Four Benefits of Creatine for Endurance Athletes

Last Updated: January 22, 2024
photo of creatine supplement

Hear the word “creatine,” and you probably envision bodybuilders grunting and lifting heavy weights in a gym, then downing a protein shake with creatine in a shaker bottle afterward. Sorry, bodybuilders, I have nothing against you; this is just the image that pops up in my mind! 😄

While creatine is stereotypically considered a supplement for bodybuilders, a rapidly growing body of evidence indicates that it can be helpful to a wide range of athletes. In fact, studies show it may offer powerful benefits for endurance athletes!

Read on to learn about the benefits of creatine for endurance athletes and how to determine whether you should incorporate this supplement into your sports nutrition routine.

Please note that I am an affiliate for some of the products I’ve linked to in this post. If you click the link here and make a purchase, I may earn a commission at no extra cost to you.

photo of creatine supplement

What is Creatine?

Creatine is one of the most well-studied supplements on the planet. (Source)

It is a non-protein amino acid naturally produced in the body and found in foods, mainly animal proteins such as red meat and seafood. The majority of the body’s creatine is located in skeletal muscle. Smaller amounts are found in the brain and, in men, within the testes. (Source

What Does Creatine Do Inside the Body?

What are the main functions of creatine in the body? Inside the body, creatine compounds with a naturally occurring chemical compound called a phosphoryl group to form phosphocreatine, catalyzed by the enzyme creatine kinase. Phosphocreatine is used to replenish energy in the body. This system is called the “phosphagen system.”

Your body takes the energy “currency” ATP and breaks it into ADP, releasing a free phosphoryl group.
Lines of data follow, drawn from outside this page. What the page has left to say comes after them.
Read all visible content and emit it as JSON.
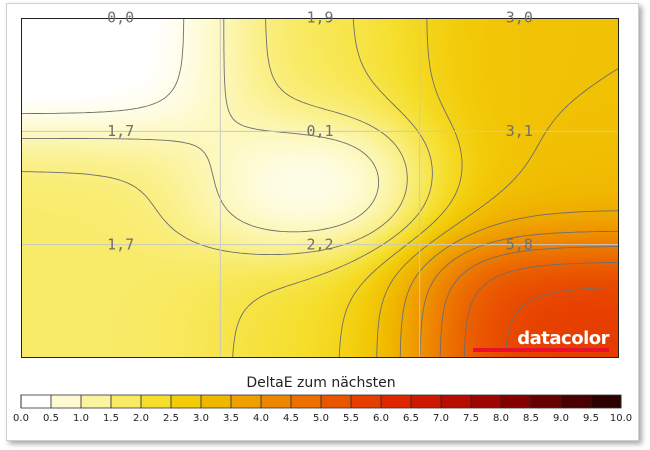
{
  "chart_data": {
    "type": "heatmap",
    "title": "",
    "xlabel": "",
    "ylabel": "",
    "rows": 3,
    "cols": 3,
    "values": [
      [
        0.0,
        1.9,
        3.0
      ],
      [
        1.7,
        0.1,
        3.1
      ],
      [
        1.7,
        2.2,
        5.8
      ]
    ],
    "labels": [
      [
        "0,0",
        "1,9",
        "3,0"
      ],
      [
        "1,7",
        "0,1",
        "3,1"
      ],
      [
        "1,7",
        "2,2",
        "5,8"
      ]
    ],
    "contour_interval": 0.5,
    "grid": true,
    "colorbar": {
      "title": "DeltaE zum nächsten",
      "min": 0.0,
      "max": 10.0,
      "step": 0.5,
      "ticks": [
        "0.0",
        "0.5",
        "1.0",
        "1.5",
        "2.0",
        "2.5",
        "3.0",
        "3.5",
        "4.0",
        "4.5",
        "5.0",
        "5.5",
        "6.0",
        "6.5",
        "7.0",
        "7.5",
        "8.0",
        "8.5",
        "9.0",
        "9.5",
        "10.0"
      ],
      "colors": [
        "#ffffff",
        "#fefbd2",
        "#fbf39f",
        "#f8ea63",
        "#f5de2c",
        "#f2cb09",
        "#f0b700",
        "#ef9f00",
        "#ee8700",
        "#ec6f00",
        "#ea5600",
        "#e63d00",
        "#e02600",
        "#cf1800",
        "#b80c00",
        "#9f0500",
        "#830000",
        "#660000",
        "#4a0000",
        "#2c0000"
      ]
    }
  },
  "brand": {
    "name": "datacolor"
  }
}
The energy released when the phosphoryl groups are “broken” off fuels metabolic activity. Similarly, when your body breaks down phosphocreatine (creatine bound to a phosphoryl group), the phosphoryl group is released, and energy is generated.
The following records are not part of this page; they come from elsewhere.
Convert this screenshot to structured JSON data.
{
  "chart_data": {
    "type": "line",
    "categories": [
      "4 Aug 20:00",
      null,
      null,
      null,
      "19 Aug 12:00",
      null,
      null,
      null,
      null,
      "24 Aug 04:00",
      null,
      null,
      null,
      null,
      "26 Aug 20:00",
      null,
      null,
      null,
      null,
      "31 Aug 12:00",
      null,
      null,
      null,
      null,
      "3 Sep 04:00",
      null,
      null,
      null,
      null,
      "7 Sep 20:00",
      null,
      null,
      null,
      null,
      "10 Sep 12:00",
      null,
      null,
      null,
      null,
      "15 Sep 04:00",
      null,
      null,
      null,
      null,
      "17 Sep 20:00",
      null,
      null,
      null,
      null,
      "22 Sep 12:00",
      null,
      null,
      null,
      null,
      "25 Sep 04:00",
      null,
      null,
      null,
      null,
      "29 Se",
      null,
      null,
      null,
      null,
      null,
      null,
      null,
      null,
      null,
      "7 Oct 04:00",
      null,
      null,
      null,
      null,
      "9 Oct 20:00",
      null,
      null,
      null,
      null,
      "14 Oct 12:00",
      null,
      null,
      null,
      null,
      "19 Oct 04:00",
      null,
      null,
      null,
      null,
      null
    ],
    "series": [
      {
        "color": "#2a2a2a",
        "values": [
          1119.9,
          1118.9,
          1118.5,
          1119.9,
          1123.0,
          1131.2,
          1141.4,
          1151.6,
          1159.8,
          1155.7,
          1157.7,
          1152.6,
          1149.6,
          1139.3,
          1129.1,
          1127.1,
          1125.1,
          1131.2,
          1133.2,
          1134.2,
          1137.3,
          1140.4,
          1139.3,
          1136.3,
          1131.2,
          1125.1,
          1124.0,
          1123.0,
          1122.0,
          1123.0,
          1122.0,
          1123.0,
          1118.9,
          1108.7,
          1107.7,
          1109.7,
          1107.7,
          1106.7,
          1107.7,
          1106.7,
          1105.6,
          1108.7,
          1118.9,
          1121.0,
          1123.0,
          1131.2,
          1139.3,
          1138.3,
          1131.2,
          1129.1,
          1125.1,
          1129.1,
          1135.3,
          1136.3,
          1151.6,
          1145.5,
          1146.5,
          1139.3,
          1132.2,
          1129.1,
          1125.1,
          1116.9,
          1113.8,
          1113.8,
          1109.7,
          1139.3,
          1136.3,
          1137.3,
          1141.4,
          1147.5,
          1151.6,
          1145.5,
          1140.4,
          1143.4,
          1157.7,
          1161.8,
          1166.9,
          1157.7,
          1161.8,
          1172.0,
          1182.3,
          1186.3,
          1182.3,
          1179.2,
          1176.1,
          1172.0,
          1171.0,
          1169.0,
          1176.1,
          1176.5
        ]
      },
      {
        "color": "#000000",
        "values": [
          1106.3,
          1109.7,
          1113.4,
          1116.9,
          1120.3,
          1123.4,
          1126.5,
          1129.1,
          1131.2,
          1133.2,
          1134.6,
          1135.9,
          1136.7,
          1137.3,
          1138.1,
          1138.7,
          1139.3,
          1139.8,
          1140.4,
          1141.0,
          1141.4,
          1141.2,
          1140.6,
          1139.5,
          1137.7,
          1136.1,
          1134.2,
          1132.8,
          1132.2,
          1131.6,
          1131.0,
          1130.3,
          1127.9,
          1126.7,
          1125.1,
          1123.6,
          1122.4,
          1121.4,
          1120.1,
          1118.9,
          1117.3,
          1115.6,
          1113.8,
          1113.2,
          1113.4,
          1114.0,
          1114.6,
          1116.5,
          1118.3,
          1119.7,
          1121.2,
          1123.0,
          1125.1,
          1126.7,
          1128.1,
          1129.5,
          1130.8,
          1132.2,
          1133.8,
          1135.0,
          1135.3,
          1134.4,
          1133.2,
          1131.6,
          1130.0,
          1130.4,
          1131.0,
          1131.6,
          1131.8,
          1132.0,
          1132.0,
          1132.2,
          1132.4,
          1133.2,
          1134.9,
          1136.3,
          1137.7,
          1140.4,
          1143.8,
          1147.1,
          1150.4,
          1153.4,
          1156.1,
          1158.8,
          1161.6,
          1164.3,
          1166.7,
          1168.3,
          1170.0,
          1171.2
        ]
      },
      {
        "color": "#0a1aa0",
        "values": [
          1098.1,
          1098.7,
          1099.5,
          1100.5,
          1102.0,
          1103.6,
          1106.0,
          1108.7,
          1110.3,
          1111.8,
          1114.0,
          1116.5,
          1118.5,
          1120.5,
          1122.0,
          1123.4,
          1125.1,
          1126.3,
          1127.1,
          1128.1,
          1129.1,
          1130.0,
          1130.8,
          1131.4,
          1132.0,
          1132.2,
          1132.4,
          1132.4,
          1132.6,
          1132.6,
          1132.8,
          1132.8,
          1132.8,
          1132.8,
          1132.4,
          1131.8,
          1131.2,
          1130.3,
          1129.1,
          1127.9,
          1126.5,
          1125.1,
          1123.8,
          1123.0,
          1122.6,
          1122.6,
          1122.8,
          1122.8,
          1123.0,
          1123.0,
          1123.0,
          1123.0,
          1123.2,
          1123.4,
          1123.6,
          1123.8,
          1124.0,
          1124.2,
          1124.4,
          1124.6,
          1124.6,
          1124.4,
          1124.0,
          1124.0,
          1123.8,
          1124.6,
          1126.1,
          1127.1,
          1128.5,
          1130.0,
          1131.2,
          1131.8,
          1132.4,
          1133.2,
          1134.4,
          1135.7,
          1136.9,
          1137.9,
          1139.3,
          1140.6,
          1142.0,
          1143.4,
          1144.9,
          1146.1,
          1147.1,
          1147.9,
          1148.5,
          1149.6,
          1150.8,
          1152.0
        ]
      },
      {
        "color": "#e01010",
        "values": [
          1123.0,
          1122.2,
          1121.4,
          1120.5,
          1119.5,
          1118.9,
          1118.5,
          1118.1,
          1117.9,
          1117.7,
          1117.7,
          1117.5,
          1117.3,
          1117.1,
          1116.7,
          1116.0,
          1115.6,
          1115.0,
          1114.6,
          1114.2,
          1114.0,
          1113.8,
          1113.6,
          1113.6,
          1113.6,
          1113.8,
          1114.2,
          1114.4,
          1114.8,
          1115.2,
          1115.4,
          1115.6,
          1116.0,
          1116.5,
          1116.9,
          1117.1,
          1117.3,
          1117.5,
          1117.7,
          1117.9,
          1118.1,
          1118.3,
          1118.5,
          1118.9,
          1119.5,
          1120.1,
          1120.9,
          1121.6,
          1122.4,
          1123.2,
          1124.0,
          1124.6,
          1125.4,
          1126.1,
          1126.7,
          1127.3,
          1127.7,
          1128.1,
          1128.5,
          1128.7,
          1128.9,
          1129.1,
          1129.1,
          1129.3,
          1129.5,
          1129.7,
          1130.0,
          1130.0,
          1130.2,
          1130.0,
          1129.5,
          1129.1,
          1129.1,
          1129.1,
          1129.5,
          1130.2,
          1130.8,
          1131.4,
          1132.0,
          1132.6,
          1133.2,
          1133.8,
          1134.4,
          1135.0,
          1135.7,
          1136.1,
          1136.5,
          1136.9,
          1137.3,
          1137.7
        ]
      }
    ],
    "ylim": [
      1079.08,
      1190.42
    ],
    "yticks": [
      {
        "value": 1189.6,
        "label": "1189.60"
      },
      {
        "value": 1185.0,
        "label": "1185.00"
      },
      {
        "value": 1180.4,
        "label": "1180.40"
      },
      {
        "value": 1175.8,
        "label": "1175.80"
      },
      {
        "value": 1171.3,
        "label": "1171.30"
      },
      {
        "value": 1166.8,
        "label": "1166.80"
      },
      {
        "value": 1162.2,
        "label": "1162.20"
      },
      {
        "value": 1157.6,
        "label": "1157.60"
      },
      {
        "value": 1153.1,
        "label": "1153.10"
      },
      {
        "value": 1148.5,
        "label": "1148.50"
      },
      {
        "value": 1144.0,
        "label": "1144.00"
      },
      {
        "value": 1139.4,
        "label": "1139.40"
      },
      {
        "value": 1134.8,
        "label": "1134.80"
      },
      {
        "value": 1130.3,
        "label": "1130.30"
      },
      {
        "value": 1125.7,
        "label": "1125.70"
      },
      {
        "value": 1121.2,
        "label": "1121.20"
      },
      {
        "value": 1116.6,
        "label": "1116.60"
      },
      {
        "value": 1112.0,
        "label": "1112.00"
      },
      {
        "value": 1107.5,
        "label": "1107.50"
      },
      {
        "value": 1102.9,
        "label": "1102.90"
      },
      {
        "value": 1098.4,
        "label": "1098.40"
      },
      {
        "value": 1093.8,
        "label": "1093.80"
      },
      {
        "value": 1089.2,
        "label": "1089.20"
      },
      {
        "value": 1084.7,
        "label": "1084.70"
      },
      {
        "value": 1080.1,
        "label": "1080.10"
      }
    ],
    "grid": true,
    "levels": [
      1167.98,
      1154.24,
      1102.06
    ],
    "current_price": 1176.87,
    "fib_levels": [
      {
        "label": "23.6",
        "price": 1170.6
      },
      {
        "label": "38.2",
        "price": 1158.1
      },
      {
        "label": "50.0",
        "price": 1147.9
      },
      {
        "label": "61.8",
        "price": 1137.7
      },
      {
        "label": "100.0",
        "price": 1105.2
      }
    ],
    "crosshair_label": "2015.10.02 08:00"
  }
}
The phosphagen system is the body’s most rapid and short-lived energy-generating system. Therefore, this system primarily supplies energy during high-intensity, short-duration exercises like sprinting. 

The phosphocreatine/creatine kinase system also manages mitochondrial function (mitochondria are the energy “powerhouses” of your cells that generate energy), serving as an essential regulator of metabolism. It even offers antioxidant effects that protect mitochondria from damaging oxidative stress. (Source

Finally, creatine also facilitates the development and maintenance of lean body mass. This is why it is beloved by bodybuilders and weightlifters! (Source

What are the Benefits of Creatine for Endurance Athletes

Bodybuilders have long used creatine because it can increase muscle mass in response to resistance training. High-intensity athletes like hockey and soccer players have also utilized creatine. However, creatine may also have applications beyond these two areas of sport. 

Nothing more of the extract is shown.